ドーナツチェーンの「ミスタードーナツ」が販売する新シリーズのドーナッツ「焼きド」の売上げが低迷している。ミスドを展開するダスキンによると、第2四半期(2011年4~9月)の売上げ目標、61億円に対して約半分の30億円弱にとどまっている。
「焼きド」は2011年5月に発売。オーブンで焼き上げた、「新食感」のドーナツとして注目されたが、東日本大震災の影響で消費が冷え込んだうえ、価格設定を誤ったことが不振の原因のようだ。
大きさ小さめ、高めの価格設定が不振の原因か
「焼きド」は、油で揚げずに、オーブンで焼くのがセールスポイント。素材をそのまま使えるので、野菜を生地に練りこんだ「ベジ焼きド」や、フルーツフレーバーと果肉を使った「フレーバー焼きド」など、これまでにないドーナツとして売り出した。半分がビスケット、半分がドーナツという、軽い食感が特徴だ。
市場調査の富士経済は、「ミスドの『焼きド』は新たなカテゴリーとして注目しているのですが、今のところはまだそのようになっていないようですね」と話す。
同社がまとめた「スイーツ市場」動向によると、市場全体の販売額は2010年に1124億円(焼き菓子等を含む)で、前年に比べて1.7%増えた。

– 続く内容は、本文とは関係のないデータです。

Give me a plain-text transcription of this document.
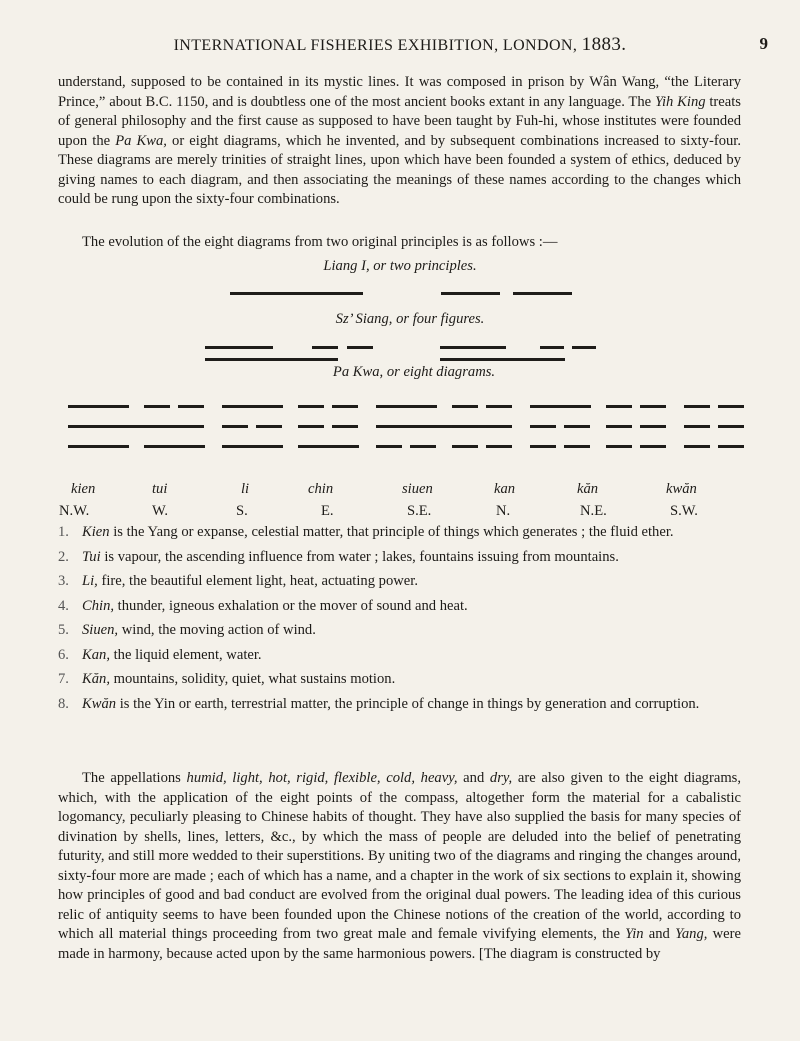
INTERNATIONAL FISHERIES EXHIBITION, LONDON, 1883.	9
understand, supposed to be contained in its mystic lines. It was composed in prison by Wân Wang, “the Literary Prince,” about B.C. 1150, and is doubtless one of the most ancient books extant in any language. The Yih King treats of general philosophy and the first cause as supposed to have been taught by Fuh-hi, whose institutes were founded upon the Pa Kwa, or eight diagrams, which he invented, and by subsequent combinations increased to sixty-four. These diagrams are merely trinities of straight lines, upon which have been founded a system of ethics, deduced by giving names to each diagram, and then associating the meanings of these names according to the changes which could be rung upon the sixty-four combinations.
The evolution of the eight diagrams from two original principles is as follows :—
Liang I, or two principles.
Sz’ Siang, or four figures.
Pa Kwa, or eight diagrams.
kien	tui	li	chin	siuen	kan	kăn	kwăn
N.W.	W.	S.	E.	S.E.	N.	N.E.	S.W.
1. Kien is the Yang or expanse, celestial matter, that principle of things which generates ; the fluid ether.
2. Tui is vapour, the ascending influence from water ; lakes, fountains issuing from mountains.
3. Li, fire, the beautiful element light, heat, actuating power.
4. Chin, thunder, igneous exhalation or the mover of sound and heat.
5. Siuen, wind, the moving action of wind.
6. Kan, the liquid element, water.
7. Kăn, mountains, solidity, quiet, what sustains motion.
8. Kwăn is the Yin or earth, terrestrial matter, the principle of change in things by generation and corruption.
The appellations humid, light, hot, rigid, flexible, cold, heavy, and dry, are also given to the eight diagrams, which, with the application of the eight points of the compass, altogether form the material for a cabalistic logomancy, peculiarly pleasing to Chinese habits of thought. They have also supplied the basis for many species of divination by shells, lines, letters, &c., by which the mass of people are deluded into the belief of penetrating futurity, and still more wedded to their superstitions. By uniting two of the diagrams and ringing the changes around, sixty-four more are made ; each of which has a name, and a chapter in the work of six sections to explain it, showing how principles of good and bad conduct are evolved from the original dual powers. The leading idea of this curious relic of antiquity seems to have been founded upon the Chinese notions of the creation of the world, according to which all material things proceeding from two great male and female vivifying elements, the Yin and Yang, were made in harmony, because acted upon by the same harmonious powers. [The diagram is constructed by
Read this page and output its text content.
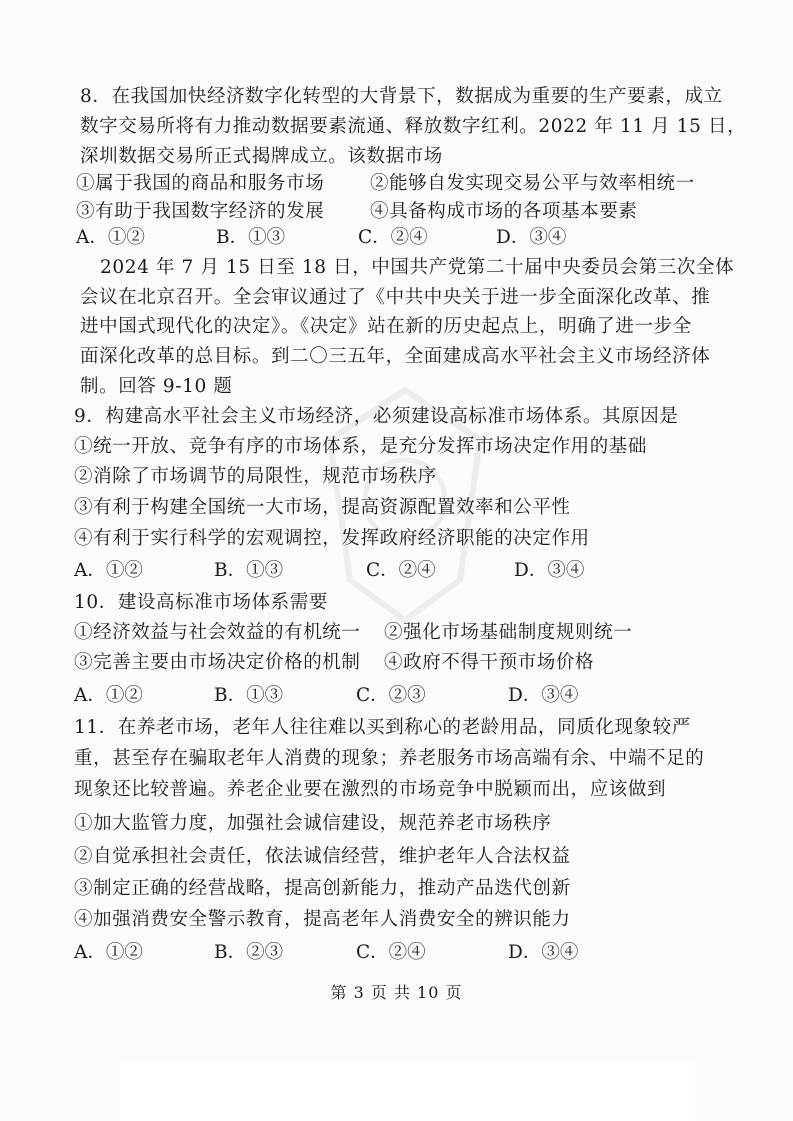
8．在我国加快经济数字化转型的大背景下，数据成为重要的生产要素，成立
数字交易所将有力推动数据要素流通、释放数字红利。2022 年 11 月 15 日，
深圳数据交易所正式揭牌成立。该数据市场
①属于我国的商品和服务市场 ②能够自发实现交易公平与效率相统一
③有助于我国数字经济的发展 ④具备构成市场的各项基本要素
A．①②	B．①③	C．②④	D．③④
2024 年 7 月 15 日至 18 日，中国共产党第二十届中央委员会第三次全体
会议在北京召开。全会审议通过了《中共中央关于进一步全面深化改革、推
进中国式现代化的决定》。《决定》站在新的历史起点上，明确了进一步全
面深化改革的总目标。到二〇三五年，全面建成高水平社会主义市场经济体
制。回答 9-10 题
9．构建高水平社会主义市场经济，必须建设高标准市场体系。其原因是
①统一开放、竞争有序的市场体系，是充分发挥市场决定作用的基础
②消除了市场调节的局限性，规范市场秩序
③有利于构建全国统一大市场，提高资源配置效率和公平性
④有利于实行科学的宏观调控，发挥政府经济职能的决定作用
A．①②	B．①③	C．②④	D．③④
10．建设高标准市场体系需要
①经济效益与社会效益的有机统一 ②强化市场基础制度规则统一
③完善主要由市场决定价格的机制 ④政府不得干预市场价格
A．①②	B．①③	C．②③	D．③④
11．在养老市场，老年人往往难以买到称心的老龄用品，同质化现象较严
重，甚至存在骗取老年人消费的现象；养老服务市场高端有余、中端不足的
现象还比较普遍。养老企业要在激烈的市场竞争中脱颖而出，应该做到
①加大监管力度，加强社会诚信建设，规范养老市场秩序
②自觉承担社会责任，依法诚信经营，维护老年人合法权益
③制定正确的经营战略，提高创新能力，推动产品迭代创新
④加强消费安全警示教育，提高老年人消费安全的辨识能力
A．①②	B．②③	C．②④	D．③④
第 3 页 共 10 页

スイーツ市場、なかでもドーナツ市場は2004年に「DOUGHNUT PLANT」、08年に「クリスピー・クリーム・ドーナツ」と海外勢が相次ぎ新規参入。また、最近はヘルシーさを売りモノとする「はらドーナッツ」や「フロレスタ」などの新興チェーンが店舗数を拡大しており、「市場全体は活性化している」(富士経済)と話す。

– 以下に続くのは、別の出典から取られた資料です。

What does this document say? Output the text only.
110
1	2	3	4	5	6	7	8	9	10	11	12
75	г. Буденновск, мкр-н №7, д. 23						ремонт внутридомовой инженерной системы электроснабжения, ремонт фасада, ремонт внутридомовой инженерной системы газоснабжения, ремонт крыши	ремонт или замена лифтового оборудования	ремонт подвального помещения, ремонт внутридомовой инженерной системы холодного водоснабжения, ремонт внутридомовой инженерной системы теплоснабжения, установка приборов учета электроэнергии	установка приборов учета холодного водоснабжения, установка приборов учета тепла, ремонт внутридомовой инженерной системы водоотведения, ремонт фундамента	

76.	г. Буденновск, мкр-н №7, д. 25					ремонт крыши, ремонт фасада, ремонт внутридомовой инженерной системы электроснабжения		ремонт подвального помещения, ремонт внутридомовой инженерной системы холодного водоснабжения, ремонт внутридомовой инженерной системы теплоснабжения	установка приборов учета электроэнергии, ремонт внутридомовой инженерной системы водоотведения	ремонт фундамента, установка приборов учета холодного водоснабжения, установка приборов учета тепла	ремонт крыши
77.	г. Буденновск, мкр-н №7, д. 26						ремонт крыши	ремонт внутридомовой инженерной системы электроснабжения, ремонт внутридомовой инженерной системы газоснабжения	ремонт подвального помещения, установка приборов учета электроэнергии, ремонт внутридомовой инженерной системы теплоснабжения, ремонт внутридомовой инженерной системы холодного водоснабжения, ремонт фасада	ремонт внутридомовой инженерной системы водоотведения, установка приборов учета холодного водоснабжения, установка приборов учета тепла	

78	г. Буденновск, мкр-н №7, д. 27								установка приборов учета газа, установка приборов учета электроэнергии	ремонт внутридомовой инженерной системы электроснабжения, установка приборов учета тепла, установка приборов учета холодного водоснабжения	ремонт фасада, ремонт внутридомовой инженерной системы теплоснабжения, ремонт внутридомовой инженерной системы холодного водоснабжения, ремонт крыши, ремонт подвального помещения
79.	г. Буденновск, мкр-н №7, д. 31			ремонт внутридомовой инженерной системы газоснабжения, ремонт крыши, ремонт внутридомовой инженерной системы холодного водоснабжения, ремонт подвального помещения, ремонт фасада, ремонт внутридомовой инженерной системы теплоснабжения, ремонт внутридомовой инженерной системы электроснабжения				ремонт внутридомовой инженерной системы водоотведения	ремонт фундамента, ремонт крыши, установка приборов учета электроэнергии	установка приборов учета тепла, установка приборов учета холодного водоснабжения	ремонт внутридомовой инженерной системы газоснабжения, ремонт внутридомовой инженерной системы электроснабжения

そうしたなかでミスドは、2010年は夏場の猛暑の影響を大きく受けて実績を減らした。油で揚げたドーナツは夏場に売上げが落ちるのが悩みで、この5月に投入した「焼きド」はその対策でもあったが、従来のドーナツと比べてふんわり感が失われた分、「大きさが小さく感じられたことや、販売価格が10~20円程度高めに設定したことが、敬遠されたようで、今後は商品の改良や値下げなどを検討していく」(ダスキンの山村輝治社長)という。
「テイクアウト市場」で苦戦するミスド
ミスドを展開するダスキンに、「海外勢や新興のドーナツチェーンが勢いづいていることが売り上げ減少の原因ではないか」と聞くと、店舗数(ミスドは全国約1350か店を展開)や「キッチンがある店舗で、手づくり感のあるドーナツをすぐに提供できる」といった優位性から、「追われているという意識はありません。むしろ多くの人がドーナツに注目してくれるようになって市場が活気づいてうれしい」と、余裕をみせる。
ただ、市場の売上げ動向ではミスドのようなイート・イン市場(販売額194億円、シェア14.7%)よりも、テイクアウト市場(同930億円、70.4%)のほうが売れている。
海外勢や新興チェーンはテイクアウトに力を入れていて、「(ミスドの売れ行きが落ちているのは)その差が出ているのかもしれない」(富士経済)と指摘する。
また、「最近のトレンドとして、新興のドーナツチェーンのように、食品添加物無添加やからだにやさしい素材を厳選した安全や健康志向の商品が拡大している」こともある。